The restaurant is the latest undertaking by the New Jersey rocker's Jon Bon Jovi Soul Foundation, which has built 260 homes for low-income residents in recent years.

"With the economic downturn, one of the things I noticed was that disposable income was one of the first things that went," Bon Jovi told The Associated Press in an interview Wednesday before the restaurant's grand opening ceremony. "Dining out, the family going out to a restaurant, mom not having to cook, dad not having to clean up — a lot of memories were made around restaurant tables.

"When I learned that one in six people in this country goes to bed hungry, I thought this was the next phase of the Foundation's work," he said.

It started several years ago when Dorothea Bongiovi (she uses the legal spelling of her husband's name) and Jon started helping out at a food pantry at nearby St. Anthony's Roman Catholic Church. They later moved their focus to the Lunch Break program, which feeds 80 to 120 people a day, dubbing it "The Soul Kitchen."

They brought that name with them to a former auto body shop down the street from the Count Basie Theater, where Jon and his self-titled band have played many fundraising shows for local charities.

It took a year and $250,000, but the restaurant now rivals any of its competitors in trendy Red Bank, with entrees like cornmeal crusted catfish with red beans and rice, grilled chicken breast with homemade basil mayo and rice pilaf, and grilled salmon with soul seasonings, sweet potato mash and sauteed greens, many of which were grown in the herb and vegetable garden right outside the restaurant's doors.

Bon Jovi, who has a home in next-door Middletown, is adamant about one thing.
"This is not a soup kitchen," he emphasizes. "You can come here with the dignity of linens and silver, and you're served a healthy, nutritious meal. This is not burgers and fries.

"There's no prices on our menu, so if you want to come and you want to make a difference, leave a $20 in the envelope on the table. If you can't afford to eat, you can bus tables, you can wait tables, you can work in the kitchen as a dishwasher or sous chef," he said. "If you say to me, 'I'm not a people person,' I say, 'That's not a problem. We'll take you back to Lunch Break to volunteer with those people. If you don't want to volunteer with that, we'll take you to the FoodBank."

After volunteering at one of those places, a person will be given a certificate good for a meal at The Soul Kitchen.

"If you come in and say, 'I'm hungry,' we'll feed you," Bon Jovi said. "But we're going to need you to do something. It's very important to what we're trying to achieve."

That includes making people feel part of a larger community that cares about them, while still expecting them to contribute to society at large.

"This is not an entitlement thing," Bon Jovi said. "This is about empowering people because you have to earn that gift certificate."

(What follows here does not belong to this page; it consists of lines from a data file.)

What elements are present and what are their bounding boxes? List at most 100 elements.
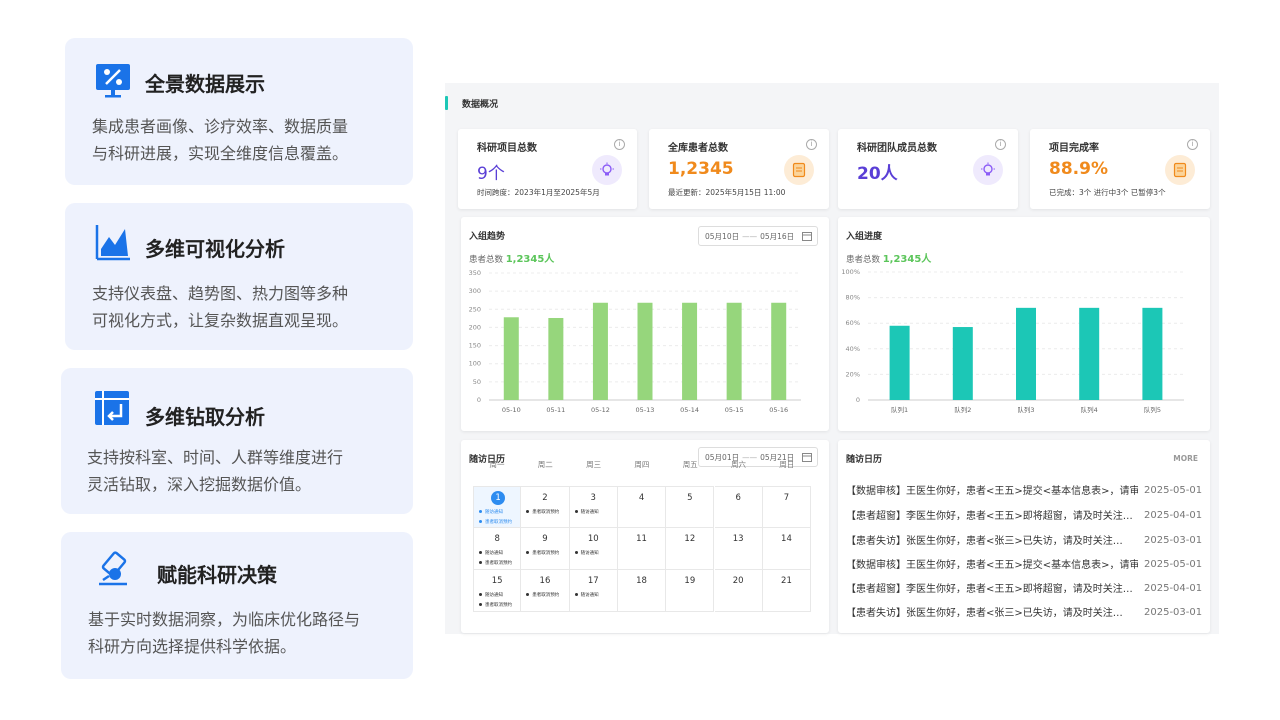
feature-desc-line: 支持仪表盘、趋势图、热力图等多种 (92, 284, 349, 303)
info-icon[interactable]: i (614, 139, 625, 150)
calendar-day-cell[interactable]: 11 (617, 528, 667, 570)
weekday-header: 周二 (537, 460, 553, 469)
calendar-day-cell[interactable]: 3 随访通知 (569, 486, 618, 528)
calendar-day-number: 11 (636, 534, 647, 544)
kpi-value: 9个 (477, 164, 505, 184)
kpi-card-patients[interactable]: 全库患者总数 1,2345 最近更新：2025年5月15日 11:00 i (649, 129, 829, 209)
calendar-day-cell[interactable]: 13 (714, 528, 763, 570)
calendar-day-cell[interactable]: 21 (762, 570, 812, 612)
calendar-day-cell[interactable]: 15 随访通知 患者取消预约 (473, 570, 522, 612)
calendar-day-cell[interactable]: 6 (714, 486, 763, 528)
drill-down-icon (94, 390, 130, 431)
calendar-day-number: 7 (783, 493, 790, 503)
calendar-event[interactable]: 患者取消预约 (526, 592, 559, 598)
calendar-day-cell[interactable]: 20 (714, 570, 763, 612)
calendar-day-cell[interactable]: 18 (617, 570, 667, 612)
notice-panel: 随访日历 MORE 【数据审核】王医生你好，患者<王五>提交<基本信息表>，请审… (838, 440, 1210, 633)
calendar-day-cell[interactable]: 9 患者取消预约 (521, 528, 570, 570)
y-tick-label: 40% (846, 345, 860, 353)
notice-item[interactable]: 【患者超窗】李医生你好，患者<王五>即将超窗，请及时关注… (846, 580, 1138, 595)
calendar-event[interactable]: 患者取消预约 (526, 509, 559, 515)
bar[interactable] (771, 302, 787, 400)
x-tick-label: 队列1 (891, 405, 908, 414)
calendar-event[interactable]: 随访通知 (575, 592, 599, 598)
info-icon[interactable]: i (995, 139, 1006, 150)
kpi-card-completion[interactable]: 项目完成率 88.9% 已完成：3个 进行中3个 已暂停3个 i (1030, 129, 1210, 209)
bar[interactable] (503, 317, 519, 400)
feature-desc-line: 支持按科室、时间、人群等维度进行 (87, 448, 344, 467)
calendar-day-cell[interactable]: 4 (617, 486, 667, 528)
notice-item[interactable]: 【患者失访】张医生你好，患者<张三>已失访，请及时关注… (846, 604, 1138, 619)
notice-item[interactable]: 【数据审核】王医生你好，患者<王五>提交<基本信息表>，请审… (846, 556, 1138, 571)
calendar-event[interactable]: 随访通知 (479, 592, 503, 598)
calendar-day-number: 18 (636, 576, 647, 586)
calendar-day-cell[interactable]: 14 (762, 528, 812, 570)
bar[interactable] (637, 302, 653, 400)
kpi-card-team[interactable]: 科研团队成员总数 20人 i (838, 129, 1018, 209)
kpi-value: 1,2345 (668, 159, 734, 179)
calendar-event[interactable]: 随访通知 (575, 550, 599, 556)
calendar-event[interactable]: 患者取消预约 (526, 550, 559, 556)
calendar-day-cell[interactable]: 8 随访通知 患者取消预约 (473, 528, 522, 570)
calendar-event[interactable]: 随访通知 (479, 550, 503, 556)
feature-title: 全景数据展示 (145, 72, 265, 96)
trend-panel: 入组趋势 患者总数 1,2345人 05月10日 —— 05月16日 0 50 10… (461, 217, 829, 431)
area-chart-icon (95, 223, 131, 266)
x-tick-label: 05-13 (636, 406, 655, 414)
calendar-day-cell[interactable]: 10 随访通知 (569, 528, 618, 570)
calendar-day-cell[interactable]: 5 (666, 486, 715, 528)
calendar-day-cell[interactable]: 19 (666, 570, 715, 612)
bar[interactable] (1016, 307, 1036, 400)
calendar-day-number: 12 (684, 534, 696, 544)
y-tick-label: 60% (846, 319, 860, 327)
weekday-header: 周五 (682, 460, 698, 469)
feature-title: 多维可视化分析 (145, 237, 285, 261)
calendar-day-number: 3 (590, 493, 596, 503)
bar[interactable] (1079, 307, 1100, 400)
calendar-day-cell[interactable]: 17 随访通知 (569, 570, 618, 612)
notice-item[interactable]: 【患者超窗】李医生你好，患者<王五>即将超窗，请及时关注… (846, 507, 1138, 522)
bar[interactable] (889, 325, 910, 400)
feature-card-drilldown: 多维钻取分析 支持按科室、时间、人群等维度进行 灵活钻取，深入挖掘数据价值。 (61, 368, 413, 514)
kpi-card-projects[interactable]: 科研项目总数 9个 时间跨度：2023年1月至2025年5月 i (458, 129, 637, 209)
calendar-day-cell[interactable]: 7 (762, 486, 812, 528)
y-tick-label: 100 (469, 360, 481, 368)
info-icon[interactable]: i (1187, 139, 1198, 150)
more-link[interactable]: MORE (1173, 454, 1198, 463)
calendar-event[interactable]: 患者取消预约 (479, 602, 512, 608)
calendar-day-cell[interactable]: 16 患者取消预约 (521, 570, 570, 612)
bar[interactable] (1142, 307, 1163, 400)
calendar-day-cell[interactable]: 1 随访通知 患者取消预约 (473, 486, 522, 528)
bar[interactable] (548, 317, 564, 400)
bar[interactable] (952, 327, 973, 400)
feature-card-visualization: 多维可视化分析 支持仪表盘、趋势图、热力图等多种 可视化方式，让复杂数据直观呈现… (65, 203, 413, 350)
y-tick-label: 50 (473, 378, 481, 386)
kpi-label: 科研项目总数 (477, 143, 537, 154)
notice-item[interactable]: 【数据审核】王医生你好，患者<王五>提交<基本信息表>，请审… (846, 482, 1138, 497)
calendar-day-number: 21 (781, 576, 792, 586)
y-tick-label: 250 (469, 305, 481, 313)
progress-panel: 入组进度 患者总数 1,2345人 0 20% 40% 60% 80% 100% 队列1 队列… (838, 217, 1210, 431)
notice-item[interactable]: 【患者失访】张医生你好，患者<张三>已失访，请及时关注… (846, 532, 1138, 547)
calendar-event[interactable]: 随访通知 (575, 509, 599, 515)
bar[interactable] (592, 302, 608, 400)
bar[interactable] (682, 302, 698, 400)
y-tick-label: 200 (469, 323, 481, 331)
x-tick-label: 队列2 (954, 405, 971, 414)
y-tick-label: 80% (846, 294, 860, 302)
calendar-event[interactable]: 随访通知 (479, 509, 503, 515)
calendar-day-cell[interactable]: 12 (666, 528, 715, 570)
calendar-day-number: 20 (732, 576, 744, 586)
x-tick-label: 队列3 (1017, 405, 1034, 414)
notice-date: 2025-03-01 (1144, 607, 1203, 618)
calendar-day-cell[interactable]: 2 患者取消预约 (521, 486, 570, 528)
calendar-event[interactable]: 患者取消预约 (479, 560, 512, 566)
feature-desc-line: 科研方向选择提供科学依据。 (88, 637, 297, 656)
notice-date: 2025-04-01 (1144, 510, 1203, 521)
x-tick-label: 05-12 (591, 406, 610, 414)
calendar-event[interactable]: 患者取消预约 (479, 519, 512, 525)
bar[interactable] (726, 302, 742, 400)
info-icon[interactable]: i (806, 139, 817, 150)
title-accent-bar (445, 96, 448, 110)
x-tick-label: 05-10 (502, 406, 521, 414)
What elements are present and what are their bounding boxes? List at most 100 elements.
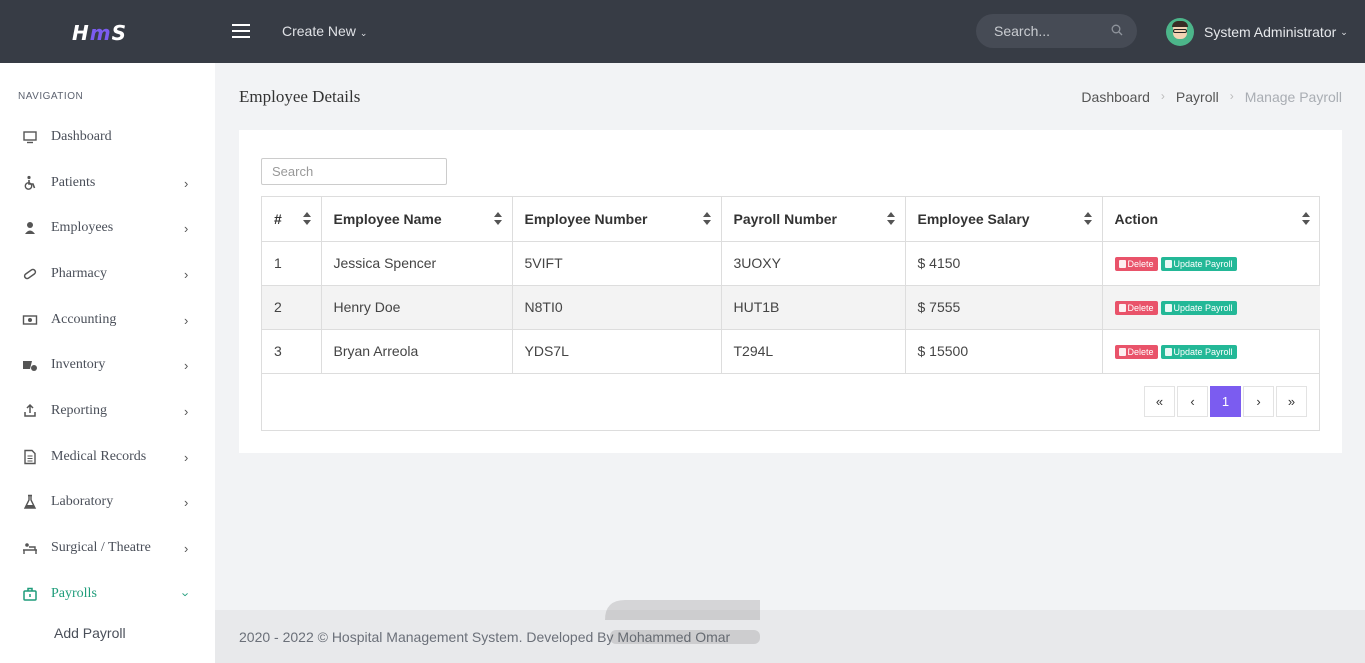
page-title: Employee Details (239, 87, 361, 106)
user-menu[interactable]: System Administrator ⌄ (1166, 18, 1348, 46)
chevron-right-icon: › (184, 175, 189, 191)
pagination-first[interactable]: « (1144, 386, 1175, 417)
pagination-next[interactable]: › (1243, 386, 1274, 417)
edit-icon (1164, 304, 1172, 313)
sidebar-item-patients[interactable]: Patients › (0, 168, 215, 198)
update-payroll-button[interactable]: Update Payroll (1160, 301, 1237, 316)
cell-number: 3 (262, 329, 322, 374)
column-header-number[interactable]: # (262, 197, 322, 242)
table-header-row: # Employee Name Employee Number Payroll … (262, 197, 1320, 242)
create-new-dropdown[interactable]: Create New ⌄ (282, 23, 367, 39)
trash-icon (1118, 260, 1126, 269)
sidebar-item-surgical-theatre[interactable]: Surgical / Theatre › (0, 533, 215, 563)
file-icon (24, 449, 36, 465)
edit-icon (1164, 348, 1172, 357)
chevron-down-icon: › (178, 591, 194, 597)
search-icon[interactable] (1111, 24, 1123, 36)
chevron-right-icon: › (1229, 89, 1234, 103)
pagination-page-current[interactable]: 1 (1210, 386, 1241, 417)
cell-action: Delete Update Payroll (1102, 329, 1320, 374)
trash-icon (1118, 304, 1126, 313)
breadcrumb-current: Manage Payroll (1244, 89, 1342, 105)
user-name: System Administrator (1204, 24, 1337, 40)
sort-icon (1083, 212, 1092, 225)
table-row: 1 Jessica Spencer 5VIFT 3UOXY $ 4150 Del… (262, 241, 1320, 286)
top-navbar: HmS Create New⌄ System Administrator ⌄ (0, 0, 1365, 63)
chevron-down-icon: ⌄ (359, 28, 368, 38)
chevron-right-icon: › (184, 266, 189, 282)
app-logo[interactable]: HmS (72, 21, 127, 45)
pill-icon (23, 268, 37, 280)
top-search-input[interactable] (994, 23, 1104, 39)
payroll-table: # Employee Name Employee Number Payroll … (261, 196, 1320, 431)
monitor-icon (23, 131, 37, 144)
cell-action: Delete Update Payroll (1102, 241, 1320, 286)
edit-icon (1164, 260, 1172, 269)
chevron-right-icon: › (184, 357, 189, 373)
truck-icon (23, 361, 37, 371)
cell-employee-salary: $ 7555 (905, 285, 1103, 330)
update-payroll-button[interactable]: Update Payroll (1160, 345, 1237, 360)
bed-icon (23, 543, 37, 554)
sidebar-item-dashboard[interactable]: Dashboard (0, 122, 215, 152)
pagination: « ‹ 1 › » (1142, 386, 1307, 417)
top-search (976, 14, 1137, 48)
sidebar-item-payrolls[interactable]: Payrolls › (0, 579, 215, 609)
table-search-input[interactable] (261, 158, 447, 185)
column-header-payroll-number[interactable]: Payroll Number (721, 197, 906, 242)
sidebar-item-inventory[interactable]: Inventory › (0, 350, 215, 380)
cell-employee-salary: $ 15500 (905, 329, 1103, 374)
sort-icon (702, 212, 711, 225)
table-row: 2 Henry Doe N8TI0 HUT1B $ 7555 Delete Upd… (262, 285, 1320, 330)
watermark-logo (605, 600, 760, 644)
avatar (1166, 18, 1194, 46)
column-header-employee-number[interactable]: Employee Number (512, 197, 722, 242)
delete-button[interactable]: Delete (1114, 301, 1158, 316)
breadcrumb: Dashboard › Payroll › Manage Payroll (1081, 89, 1342, 105)
breadcrumb-payroll[interactable]: Payroll (1176, 89, 1219, 105)
column-header-employee-name[interactable]: Employee Name (321, 197, 513, 242)
cell-employee-number: 5VIFT (512, 241, 722, 286)
cell-number: 1 (262, 241, 322, 286)
menu-toggle-icon[interactable] (232, 24, 250, 38)
chevron-right-icon: › (184, 220, 189, 236)
cell-employee-number: YDS7L (512, 329, 722, 374)
flask-icon (23, 494, 37, 509)
column-header-action[interactable]: Action (1102, 197, 1320, 242)
pagination-last[interactable]: » (1276, 386, 1307, 417)
cell-action: Delete Update Payroll (1102, 285, 1320, 330)
delete-button[interactable]: Delete (1114, 257, 1158, 272)
nav-title: NAVIGATION (18, 91, 84, 102)
update-payroll-button[interactable]: Update Payroll (1160, 257, 1237, 272)
table-row: 3 Bryan Arreola YDS7L T294L $ 15500 Dele… (262, 329, 1320, 374)
sidebar-item-laboratory[interactable]: Laboratory › (0, 487, 215, 517)
sidebar-subitem-add-payroll[interactable]: Add Payroll (54, 625, 126, 641)
column-header-employee-salary[interactable]: Employee Salary (905, 197, 1103, 242)
sort-icon (886, 212, 895, 225)
cell-payroll-number: T294L (721, 329, 906, 374)
cell-employee-name: Henry Doe (321, 285, 513, 330)
chevron-right-icon: › (184, 494, 189, 510)
upload-icon (24, 403, 36, 417)
sidebar-item-reporting[interactable]: Reporting › (0, 396, 215, 426)
chevron-right-icon: › (184, 403, 189, 419)
cell-employee-name: Bryan Arreola (321, 329, 513, 374)
sidebar: NAVIGATION Dashboard Patients › Employee… (0, 63, 215, 663)
cell-employee-salary: $ 4150 (905, 241, 1103, 286)
sidebar-item-medical-records[interactable]: Medical Records › (0, 442, 215, 472)
chevron-right-icon: › (184, 312, 189, 328)
chevron-down-icon: ⌄ (1340, 26, 1348, 37)
chevron-right-icon: › (184, 449, 189, 465)
cell-employee-name: Jessica Spencer (321, 241, 513, 286)
breadcrumb-dashboard[interactable]: Dashboard (1081, 89, 1150, 105)
sort-icon (302, 212, 311, 225)
sidebar-item-accounting[interactable]: Accounting › (0, 305, 215, 335)
sidebar-item-pharmacy[interactable]: Pharmacy › (0, 259, 215, 289)
sidebar-item-employees[interactable]: Employees › (0, 213, 215, 243)
delete-button[interactable]: Delete (1114, 345, 1158, 360)
cell-payroll-number: HUT1B (721, 285, 906, 330)
cell-payroll-number: 3UOXY (721, 241, 906, 286)
sort-icon (493, 212, 502, 225)
pagination-prev[interactable]: ‹ (1177, 386, 1208, 417)
cell-number: 2 (262, 285, 322, 330)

He and others at the restaurant want those who can afford to dine out to patronize the restaurant as well and pay what they consider market prices, or even a bit more than that, to help sustain The Soul Kitchen as a true community resource.

Bon Jovi said he is currently writing songs for his band's next album, due out in 2013, along with another typically massive Bon Jovi tour. He said many of the songs are inspired by the current economic downturn and the struggles of everyday people to make ends meet without losing hope.

In the meantime, he and his wife plan to stay active in the restaurant, where he estimates he has worked at least once a week in recent months. The Soul Kitchen is open for dinner Thursday through Saturday, and offers Sunday brunch.

How important is rolling up his sleeves and working in the restaurant to him?

"Last Friday, I was at the White House, serving on the Council for Community Solutions, got on a train, changed in the bathroom and got here in time to wash dishes Friday night," he said. "I'm the dishwasher, for real. I can't cook a lick."

- with thanks to Yahoo News and Associated Press.